|CORAM:||R. C. Sharma (AM), Vivek Varma (JM)|
|CATCH WORDS:||Business profits, capital gains, shares, short-term capital gains|
|COUNSEL:||S. C. Tiwari|
|DATE:||February 18, 2015 (Date of pronouncement)|
|DATE:||November 23, 2015 (Date of publication)|
|FILE:||Click here to view full post with file download link|
|The object of introduction of Securities Transaction Tax (STT) was to end litigation on the issue of whether profit earned from delivery based sale of shares is capital gains or business profit. Merely because the assessee liquidates its investment within a short span of time, which had given better overall earning to the assessee, would not lead to the conclusion that the assessee had no intention to keep on the funds as investor in equity shares, but was actually intended to trade in shares|
The idea behind introduction of security transaction tax is to end the litigation on the issue, whether the profit earned from delivery based sale of shares is capital gains for business profit.
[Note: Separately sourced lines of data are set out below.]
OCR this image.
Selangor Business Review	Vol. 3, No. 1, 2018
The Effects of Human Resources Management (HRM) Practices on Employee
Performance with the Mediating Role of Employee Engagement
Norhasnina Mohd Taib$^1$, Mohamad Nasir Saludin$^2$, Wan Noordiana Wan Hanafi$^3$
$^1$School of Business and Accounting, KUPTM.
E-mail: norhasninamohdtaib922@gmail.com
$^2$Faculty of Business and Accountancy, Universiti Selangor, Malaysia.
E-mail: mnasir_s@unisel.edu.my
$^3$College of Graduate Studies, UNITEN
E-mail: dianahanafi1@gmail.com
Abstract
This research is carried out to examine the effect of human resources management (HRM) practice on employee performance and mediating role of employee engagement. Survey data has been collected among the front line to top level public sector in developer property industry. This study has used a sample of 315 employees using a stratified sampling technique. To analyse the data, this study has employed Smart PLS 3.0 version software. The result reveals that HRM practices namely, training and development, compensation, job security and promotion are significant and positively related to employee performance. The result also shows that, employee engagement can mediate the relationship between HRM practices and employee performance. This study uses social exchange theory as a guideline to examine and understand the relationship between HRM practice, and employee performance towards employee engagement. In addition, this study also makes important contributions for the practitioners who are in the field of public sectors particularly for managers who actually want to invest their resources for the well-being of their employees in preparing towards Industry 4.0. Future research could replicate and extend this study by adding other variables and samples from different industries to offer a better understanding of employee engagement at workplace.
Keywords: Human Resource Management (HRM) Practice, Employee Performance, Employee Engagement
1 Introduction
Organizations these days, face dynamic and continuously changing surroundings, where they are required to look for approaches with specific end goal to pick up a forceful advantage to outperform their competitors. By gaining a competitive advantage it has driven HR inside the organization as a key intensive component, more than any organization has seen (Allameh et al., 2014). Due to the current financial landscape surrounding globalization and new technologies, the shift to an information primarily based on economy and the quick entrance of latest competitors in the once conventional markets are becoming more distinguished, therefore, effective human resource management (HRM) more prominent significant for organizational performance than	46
Thus, w.e.f. 01.10.2004; on the share transactions subjected to STT; concessional tax rate of 10% (which has been increased to 15% from AY 2009-10) are applicable in respect of STCG whereas no tax is chargeable in respect of LTCG. It is also noted that the CBDT vide its Circular no.4/2007, dated 15.06.2007 has also recognized possibility of two portfolios, i.e. one ‘Investment portfolio’ comprising of securities which are to be treated as capital assets and the other ‘Trading portfolio’ comprising of stock in trade which are to be treated as trading assets. In view of these facts, profit arose on shares in respect of delivery based transaction are liable to be taxed as capital gain and not as business income.